The issue was whether an assignee of the insured’s rights under the policy “succeeded to the interest” of the insured for the purposes of triggering the exclusion. The Texas Supreme Court ultimately ruled in favor of Great American, holding that the insured vs. insured exclusion was applicable and that Great American was not required to pay another insured’s defense costs.

The case arose when Named Insured Briar Green, a condominium association, discovered what it believed to be financial improprieties on the part of former Briar Green director and treasurer, Robert Primo. Briar Green claimed Primo misappropriated funds, and it submitted a claim for the loss to its fidelity insurer, Travelers. Travelers paid the claim in exchange for an assignment of Briar Green’s rights and claims against Primo.
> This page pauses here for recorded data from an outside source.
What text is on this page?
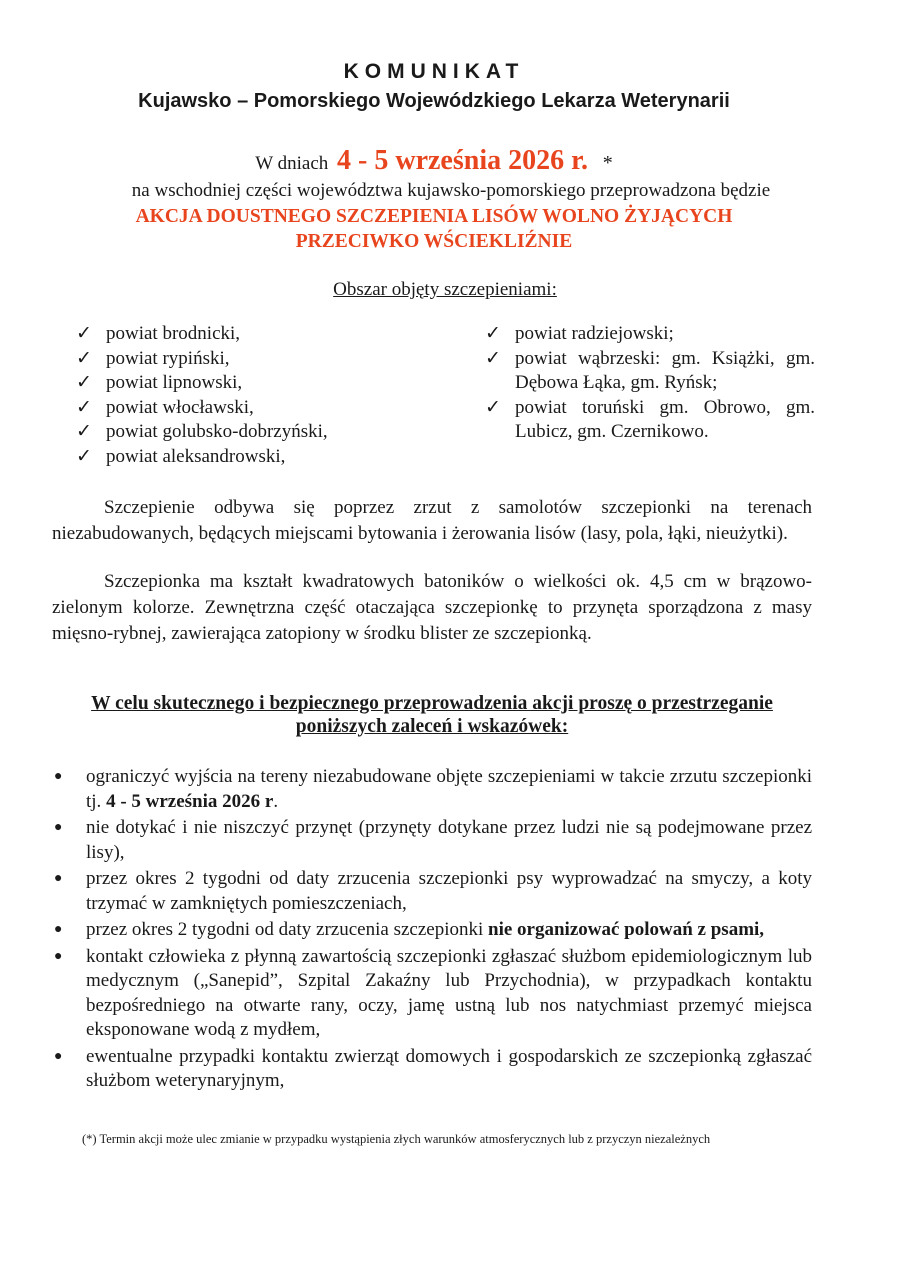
KOMUNIKAT
Kujawsko – Pomorskiego Wojewódzkiego Lekarza Weterynarii
W dniach 4 - 5 września 2026 r. *
na wschodniej części województwa kujawsko-pomorskiego przeprowadzona będzie
AKCJA DOUSTNEGO SZCZEPIENIA LISÓW WOLNO ŻYJĄCYCH
PRZECIWKO WŚCIEKLIŹNIE
Obszar objęty szczepieniami:
✓ powiat brodnicki,
✓ powiat rypiński,
✓ powiat lipnowski,
✓ powiat włocławski,
✓ powiat golubsko-dobrzyński,
✓ powiat aleksandrowski,
✓ powiat radziejowski;
✓ powiat wąbrzeski: gm. Książki, gm. Dębowa Łąka, gm. Ryńsk;
✓ powiat toruński gm. Obrowo, gm. Lubicz, gm. Czernikowo.

Szczepienie odbywa się poprzez zrzut z samolotów szczepionki na terenach niezabudowanych, będących miejscami bytowania i żerowania lisów (lasy, pola, łąki, nieużytki).

Szczepionka ma kształt kwadratowych batoników o wielkości ok. 4,5 cm w brązowo-zielonym kolorze. Zewnętrzna część otaczająca szczepionkę to przynęta sporządzona z masy mięsno-rybnej, zawierająca zatopiony w środku blister ze szczepionką.

W celu skutecznego i bezpiecznego przeprowadzenia akcji proszę o przestrzeganie
poniższych zaleceń i wskazówek:
●	ograniczyć wyjścia na tereny niezabudowane objęte szczepieniami w takcie zrzutu szczepionki tj. 4 - 5 września 2026 r.
●	nie dotykać i nie niszczyć przynęt (przynęty dotykane przez ludzi nie są podejmowane przez lisy),
●	przez okres 2 tygodni od daty zrzucenia szczepionki psy wyprowadzać na smyczy, a koty trzymać w zamkniętych pomieszczeniach,
●	przez okres 2 tygodni od daty zrzucenia szczepionki nie organizować polowań z psami,
●	kontakt człowieka z płynną zawartością szczepionki zgłaszać służbom epidemiologicznym lub medycznym („Sanepid”, Szpital Zakaźny lub Przychodnia), w przypadkach kontaktu bezpośredniego na otwarte rany, oczy, jamę ustną lub nos natychmiast przemyć miejsca eksponowane wodą z mydłem,
●	ewentualne przypadki kontaktu zwierząt domowych i gospodarskich ze szczepionką zgłaszać służbom weterynaryjnym,
(*) Termin akcji może ulec zmianie w przypadku wystąpienia złych warunków atmosferycznych lub z przyczyn niezależnych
Travelers then sued Primo and a litigation explosion ensued. The opinion is somewhat unclear factually, but it appears that Primo may have ultimately been vindicated vis-à-vis the allegation of misappropriation of funds.

Primo, a former director and therefore an insured under the Great American policy, sought defense costs from Great American in the Travelers lawsuit. Because Travelers succeeded to Briar Green’s interest in the lawsuit, Great American denied coverage under the insured vs. insured exclusion, which excluded coverage for claims made by an insured against an insured and those made “by, or for the benefit of, or at the behest of [Briar Green] or . . . any person or entity which succeeds to the interest of [Briar Green].”
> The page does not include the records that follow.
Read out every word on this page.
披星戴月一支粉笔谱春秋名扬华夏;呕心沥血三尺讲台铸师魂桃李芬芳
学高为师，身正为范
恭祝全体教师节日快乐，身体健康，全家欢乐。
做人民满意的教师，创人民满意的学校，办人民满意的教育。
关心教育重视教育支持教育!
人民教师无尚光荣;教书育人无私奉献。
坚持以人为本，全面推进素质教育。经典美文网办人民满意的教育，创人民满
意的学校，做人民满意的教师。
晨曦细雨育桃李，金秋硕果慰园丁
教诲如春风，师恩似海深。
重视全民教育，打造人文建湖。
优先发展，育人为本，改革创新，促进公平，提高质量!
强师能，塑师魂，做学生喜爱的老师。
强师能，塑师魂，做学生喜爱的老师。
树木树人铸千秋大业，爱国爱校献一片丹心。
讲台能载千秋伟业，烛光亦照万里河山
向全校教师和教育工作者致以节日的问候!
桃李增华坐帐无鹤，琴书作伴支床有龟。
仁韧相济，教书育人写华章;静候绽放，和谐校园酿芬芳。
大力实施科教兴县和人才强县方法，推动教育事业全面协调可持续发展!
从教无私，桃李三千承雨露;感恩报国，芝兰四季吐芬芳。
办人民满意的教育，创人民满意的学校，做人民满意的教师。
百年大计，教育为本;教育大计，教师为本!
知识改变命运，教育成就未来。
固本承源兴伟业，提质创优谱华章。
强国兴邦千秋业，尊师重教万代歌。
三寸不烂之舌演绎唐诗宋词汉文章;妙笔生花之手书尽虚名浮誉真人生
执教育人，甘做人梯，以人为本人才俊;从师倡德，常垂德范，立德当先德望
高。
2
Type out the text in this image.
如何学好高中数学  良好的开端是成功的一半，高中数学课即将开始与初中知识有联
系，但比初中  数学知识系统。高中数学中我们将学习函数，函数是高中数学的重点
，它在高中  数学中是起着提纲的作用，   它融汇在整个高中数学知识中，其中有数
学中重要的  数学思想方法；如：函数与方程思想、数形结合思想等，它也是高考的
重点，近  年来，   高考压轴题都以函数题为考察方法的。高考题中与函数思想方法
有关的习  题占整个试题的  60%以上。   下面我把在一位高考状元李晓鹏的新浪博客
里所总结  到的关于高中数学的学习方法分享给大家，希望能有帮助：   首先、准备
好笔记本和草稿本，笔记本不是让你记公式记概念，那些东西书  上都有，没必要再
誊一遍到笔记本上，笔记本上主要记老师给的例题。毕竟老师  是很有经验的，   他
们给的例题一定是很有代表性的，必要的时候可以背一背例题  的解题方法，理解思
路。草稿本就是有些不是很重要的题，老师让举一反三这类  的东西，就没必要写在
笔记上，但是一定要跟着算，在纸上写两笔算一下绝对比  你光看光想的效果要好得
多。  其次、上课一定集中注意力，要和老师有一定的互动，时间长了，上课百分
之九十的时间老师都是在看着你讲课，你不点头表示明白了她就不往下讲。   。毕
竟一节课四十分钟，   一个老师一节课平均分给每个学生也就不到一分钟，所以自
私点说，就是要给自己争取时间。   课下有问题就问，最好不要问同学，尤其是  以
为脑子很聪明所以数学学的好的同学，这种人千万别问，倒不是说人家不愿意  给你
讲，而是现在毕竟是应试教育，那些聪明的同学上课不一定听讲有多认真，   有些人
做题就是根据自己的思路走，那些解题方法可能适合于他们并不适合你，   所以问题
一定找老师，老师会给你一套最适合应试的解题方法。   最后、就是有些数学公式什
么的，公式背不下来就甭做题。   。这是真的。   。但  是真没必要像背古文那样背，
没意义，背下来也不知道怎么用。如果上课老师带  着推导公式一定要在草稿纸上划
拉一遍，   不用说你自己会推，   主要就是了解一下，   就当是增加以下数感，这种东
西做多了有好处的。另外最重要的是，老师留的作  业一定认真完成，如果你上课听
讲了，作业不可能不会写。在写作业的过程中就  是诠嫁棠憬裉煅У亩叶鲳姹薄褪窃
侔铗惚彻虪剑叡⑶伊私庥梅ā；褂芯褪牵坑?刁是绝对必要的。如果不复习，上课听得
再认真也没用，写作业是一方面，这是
Primo sued Great American for breach of contract and bad faith, among other things. The trial court granted summary judgment to Great American, but the appellate court concluded an entity that “succeeds to the interest” of another in the insurance context was equivalent to being a “successor in interest” in the construction context, where a successor in interest is one who inherits the assignor’s liabilities as well as its rights. The court therefore held that the exclusion was inapplicable and that Great American must pay Primo’s defense costs.

The dissenting judge, Judge McCally, pointed out that equating “successor in interest” with an entity that “succeeds to the interest” re-writes the exclusion and narrows it considerably. She also noted that one of the purposes of the insured vs. insured exclusion is to prevent collusive lawsuits by insureds, and that if all an insured had to do to avoid the exclusion was to assign its rights under the policy to a third party, collusive lawsuits would actually be encouraged.

The Texas Supreme Court agreed with Judge McCally and reversed the appellate court. Utilizing the plain meaning rule of insurance policy interpretation, it refused to insert language into the policy that was not there and held that Travelers succeeded to Briar Green’s interest in the lawsuit, making the exclusion applicable.

It also analyzed the context surrounding the purpose of the exclusion, which is generally understood to be intended to preclude coverage for lawsuits between directors, officers, and the companies they serve. As happened in this case, such lawsuits can often become highly emotional and expensive, which is why the intent is usually to exclude them from coverage. The Court also agreed that the appellate court’s decision would have the effect of encouraging collusive lawsuits instead of discouraging them. Accordingly, Great American had no duty to pay for Primo’s defense costs based upon the insured v. insured exclusion.